Even so, one is compelled to keep reading, not only with the curiosity of a reader hooked on to the story, but with a kind of voyeuristic appetite as the story dives into the deceptively smooth waters of this seemingly perfect world to reveal dysfunctional families. Ng exhibits great care and intimacy here; the story is interspersed with some heart-rending scenes, satire and witty and wise observations, the kind that make you want to underline them or jot down in a notebook. One of my most favourite was, “But the problem with rules … was that they implied a right way and a wrong way to do things. When, in fact, most of the time there were simply ways, none of them quite wrong or quite right, and nothing to tell you for sure which side of the line you stood on.”
Fire features in the novel less as a central part of the story and more as a symbol of those ‘sparks’, or selves, that some of the characters, such as Elena, have repressed to fit into their orderly and disciplined world; in a particularly tense encounter between her and Mia, Mia tries to tease it out of Elena: “It terrifies you. That you missed out on something. That you gave up something you didn’t know you wanted… What was it? Was it a boy? Was it a vocation? Or was it a whole life?”
The narrative is cleverly and intricately plotted, much like the world of Shaker Heights itself.

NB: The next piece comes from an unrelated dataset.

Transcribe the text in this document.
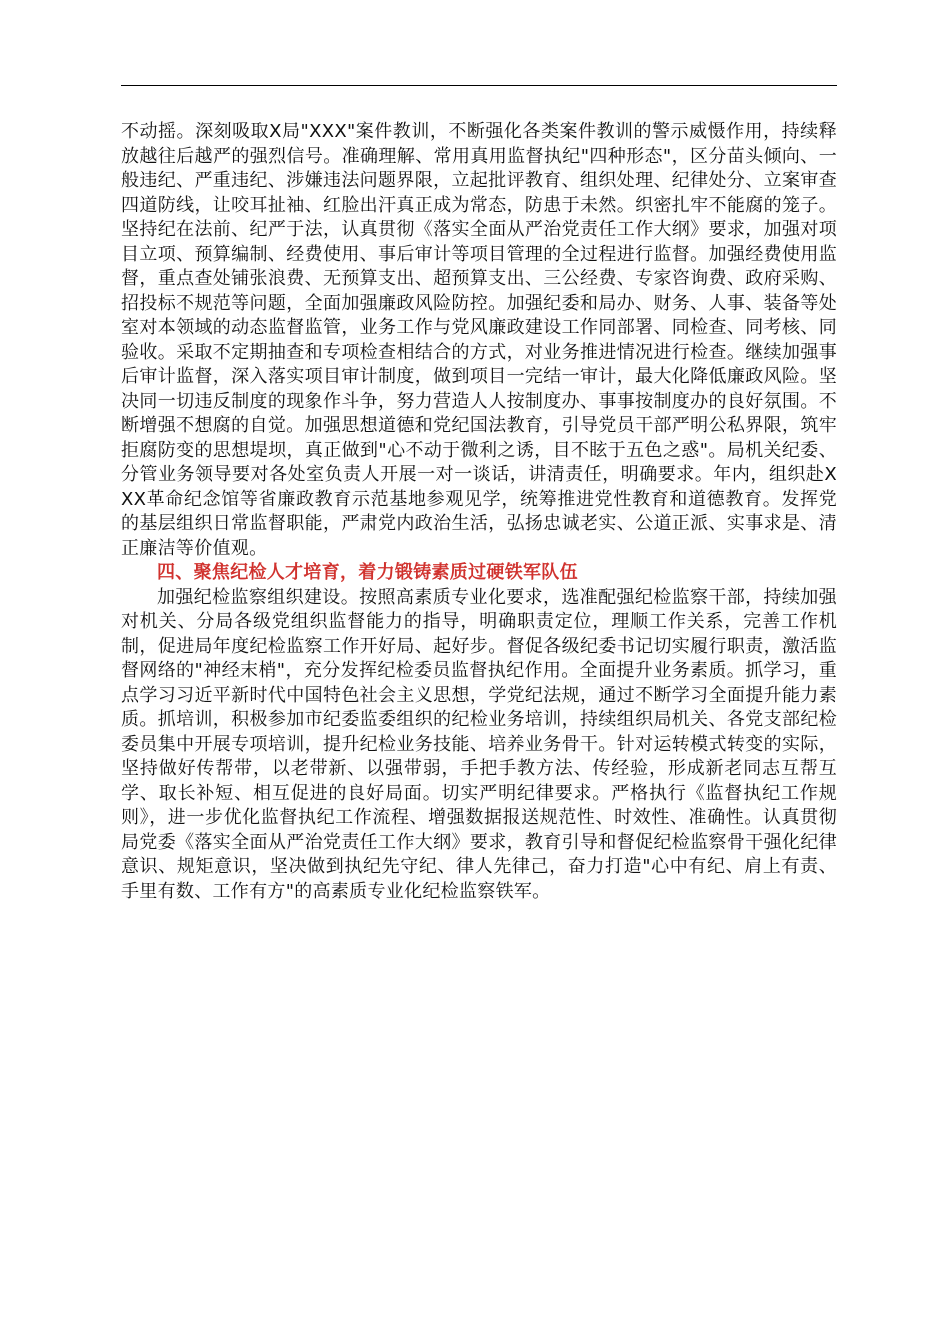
不动摇。深刻吸取X局"XXX"案件教训，不断强化各类案件教训的警示威慑作用，持续释放越往后越严的强烈信号。准确理解、常用真用监督执纪"四种形态"，区分苗头倾向、一般违纪、严重违纪、涉嫌违法问题界限，立起批评教育、组织处理、纪律处分、立案审查四道防线，让咬耳扯袖、红脸出汗真正成为常态，防患于未然。织密扎牢不能腐的笼子。坚持纪在法前、纪严于法，认真贯彻《落实全面从严治党责任工作大纲》要求，加强对项目立项、预算编制、经费使用、事后审计等项目管理的全过程进行监督。加强经费使用监督，重点查处铺张浪费、无预算支出、超预算支出、三公经费、专家咨询费、政府采购、招投标不规范等问题，全面加强廉政风险防控。加强纪委和局办、财务、人事、装备等处室对本领域的动态监督监管，业务工作与党风廉政建设工作同部署、同检查、同考核、同验收。采取不定期抽查和专项检查相结合的方式，对业务推进情况进行检查。继续加强事后审计监督，深入落实项目审计制度，做到项目一完结一审计，最大化降低廉政风险。坚决同一切违反制度的现象作斗争，努力营造人人按制度办、事事按制度办的良好氛围。不断增强不想腐的自觉。加强思想道德和党纪国法教育，引导党员干部严明公私界限，筑牢拒腐防变的思想堤坝，真正做到"心不动于微利之诱，目不眩于五色之惑"。局机关纪委、分管业务领导要对各处室负责人开展一对一谈话，讲清责任，明确要求。年内，组织赴XXX革命纪念馆等省廉政教育示范基地参观见学，统筹推进党性教育和道德教育。发挥党的基层组织日常监督职能，严肃党内政治生活，弘扬忠诚老实、公道正派、实事求是、清正廉洁等价值观。

四、聚焦纪检人才培育，着力锻铸素质过硬铁军队伍

加强纪检监察组织建设。按照高素质专业化要求，选准配强纪检监察干部，持续加强对机关、分局各级党组织监督能力的指导，明确职责定位，理顺工作关系，完善工作机制，促进局年度纪检监察工作开好局、起好步。督促各级纪委书记切实履行职责，激活监督网络的"神经末梢"，充分发挥纪检委员监督执纪作用。全面提升业务素质。抓学习，重点学习习近平新时代中国特色社会主义思想，学党纪法规，通过不断学习全面提升能力素质。抓培训，积极参加市纪委监委组织的纪检业务培训，持续组织局机关、各党支部纪检委员集中开展专项培训，提升纪检业务技能、培养业务骨干。针对运转模式转变的实际，坚持做好传帮带，以老带新、以强带弱，手把手教方法、传经验，形成新老同志互帮互学、取长补短、相互促进的良好局面。切实严明纪律要求。严格执行《监督执纪工作规则》，进一步优化监督执纪工作流程、增强数据报送规范性、时效性、准确性。认真贯彻局党委《落实全面从严治党责任工作大纲》要求，教育引导和督促纪检监察骨干强化纪律意识、规矩意识，坚决做到执纪先守纪、律人先律己，奋力打造"心中有纪、肩上有责、手里有数、工作有方"的高素质专业化纪检监察铁军。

However, although at certain points one finds the story becoming too predictable, it does not disappoint because all the inhabitants of this little neighbourhood are so intriguing. Each character is meticulously sketched out with detailed backstories and even the minor ones — the bailiff, the chef, the bus driver — are accompanied by brief details and little anecdotes.
Little Fires Everywhere is clever and entertaining, all the more so for it employs a structural trope in a very novel way and manages to pack a lot of action, meaning and drama in a very short space. Fans of psychological mysteries will adore this read.